When either fails, you encounter predictable problems. You advertise products that are out of stock. You reorder too early or too late. You can't calculate true return rates because your returns platform and your accounting software show different numbers. You spend hours each week manually exporting data, cross-referencing spreadsheets, and hoping you didn't miss a critical update.

Operations and supply chain leaders at mid-sized omnichannel stores often describe manual data pulls from many different sources for full synchronization.

This situation is common among mid-sized merchants. When you're pulling data manually from numerous different sources, you're not just wasting time. You're introducing lag, which means yesterday's numbers inform today's decisions. By the time you consolidate everything into a master spreadsheet, the landscape has already changed.

The Root Causes of Poor Data Integration

Most integration failures stem from three sources: API limitations, manual workarounds that become permanent, and siloed teams that don't communicate data needs.

API limitations are technical: not every platform exposes every data field you need. Shopify's API is well-documented, but smaller apps may only sync basic order information without custom fields, tags, or metafields. Returns platforms might push refund amounts but not the reason codes that would help you identify quality issues. Advertising platforms allow you to upload product feeds, but syncing real-time inventory requires custom scripting or third-party middleware.

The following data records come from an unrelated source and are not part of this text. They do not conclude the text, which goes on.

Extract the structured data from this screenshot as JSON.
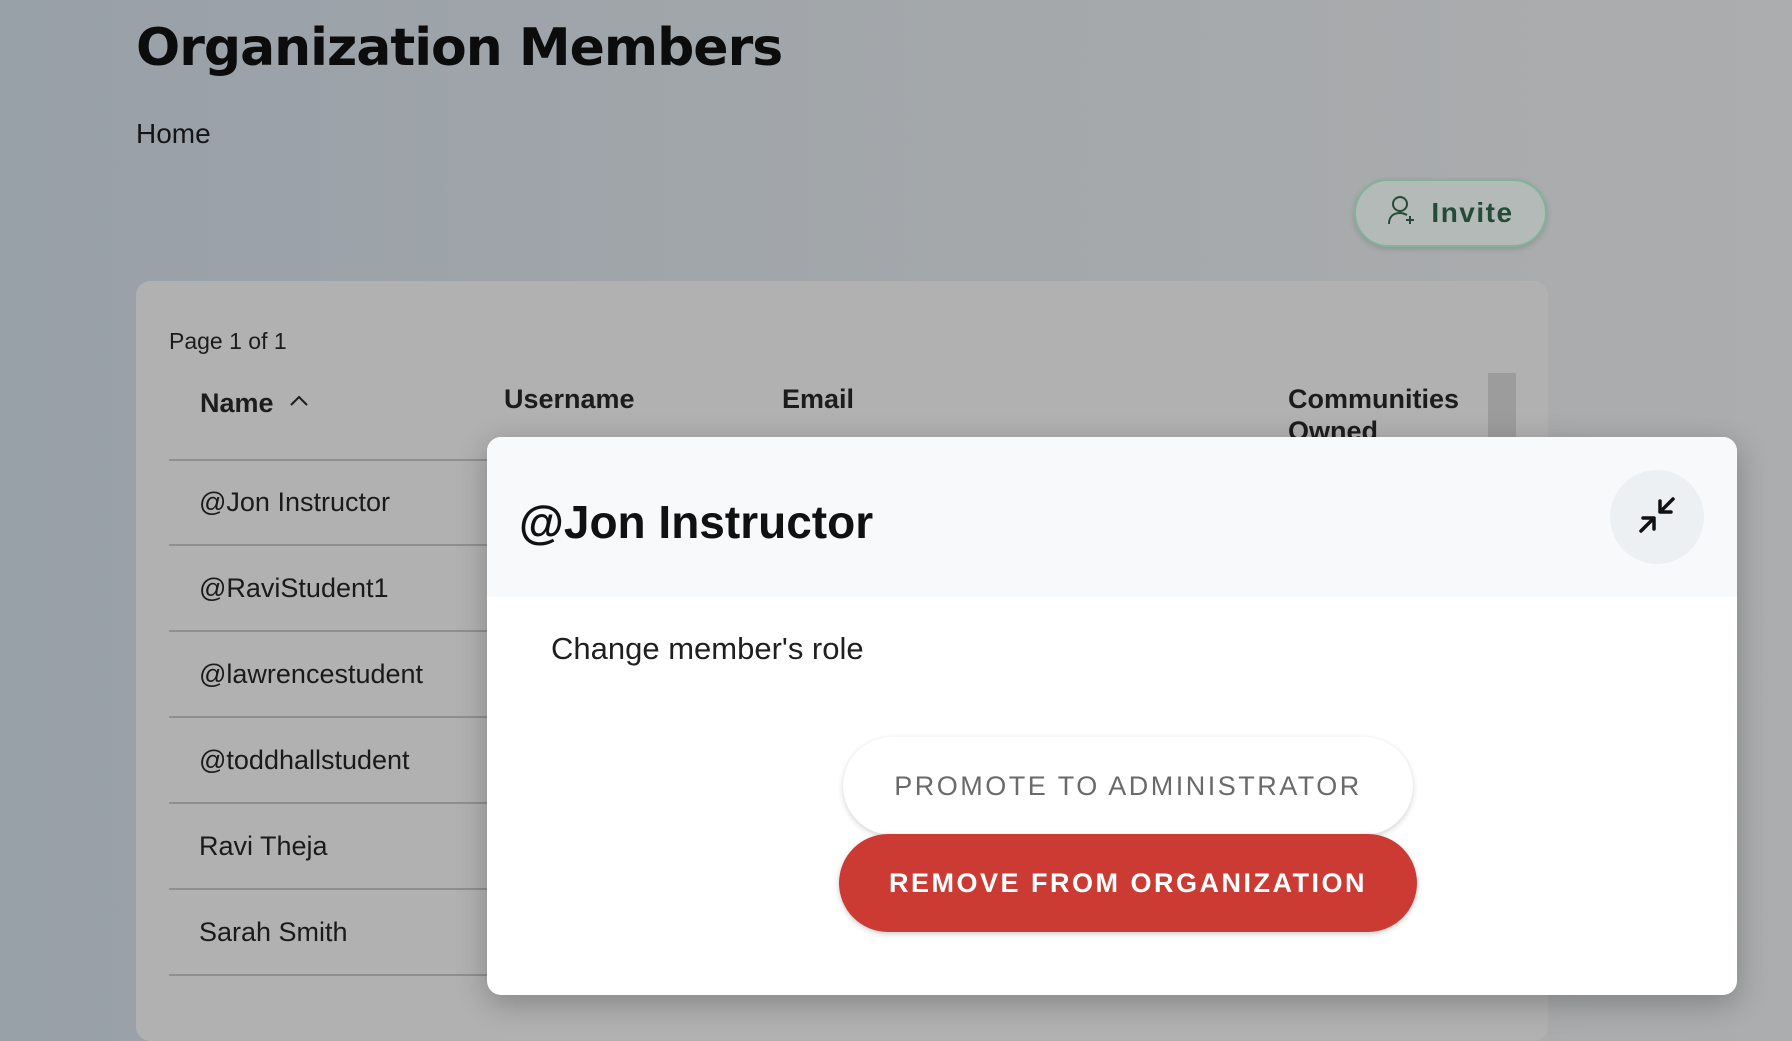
{
  "page": {
    "title": "Organization Members",
    "breadcrumb": "Home",
    "invite_label": "Invite"
  },
  "table": {
    "page_info": "Page 1 of 1",
    "columns": {
      "name": "Name",
      "username": "Username",
      "email": "Email",
      "communities_owned": "Communities Owned"
    },
    "sort": {
      "column": "Name",
      "direction": "ascending"
    },
    "rows": [
      {
        "name": "@Jon Instructor"
      },
      {
        "name": "@RaviStudent1"
      },
      {
        "name": "@lawrencestudent"
      },
      {
        "name": "@toddhallstudent"
      },
      {
        "name": "Ravi Theja"
      },
      {
        "name": "Sarah Smith"
      }
    ]
  },
  "modal": {
    "title": "@Jon Instructor",
    "subtitle": "Change member's role",
    "promote_label": "PROMOTE TO ADMINISTRATOR",
    "remove_label": "REMOVE FROM ORGANIZATION",
    "collapse_icon": "collapse-icon"
  },
  "colors": {
    "accent_green": "#7fb39a",
    "danger_red": "#cc3b33"
  }
}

Manual workarounds start as temporary fixes. You export data once to fill a gap, then you do it again next week, and eventually it's part of your weekly routine. The problem compounds when the person who built the workaround leaves and nobody documents the process. New team members replicate the steps without understanding why, and errors creep in.

Siloed teams make the problem worse. Your warehouse staff updates quantities in the WMS. Your marketing team pulls numbers from Shopify. Your finance team exports data from your accounting system. Nobody realizes the three systems are showing different stock levels until a customer orders a product you don't actually have.

How Lack of Data Trustworthiness and Integration Across Platforms Affects Daily Operations

The consequences show up in specific, measurable ways. Let's start with inventory accuracy. A 2025 study of 340 Shopify Plus merchants found that stores relying on manual inventory updates had an average accuracy rate of a meaningful portion below optimal levels, meaning a small but significant share of line items were incorrect. Stores with automated, bidirectional integration between Shopify and their WMS averaged a near-complete accuracy rate.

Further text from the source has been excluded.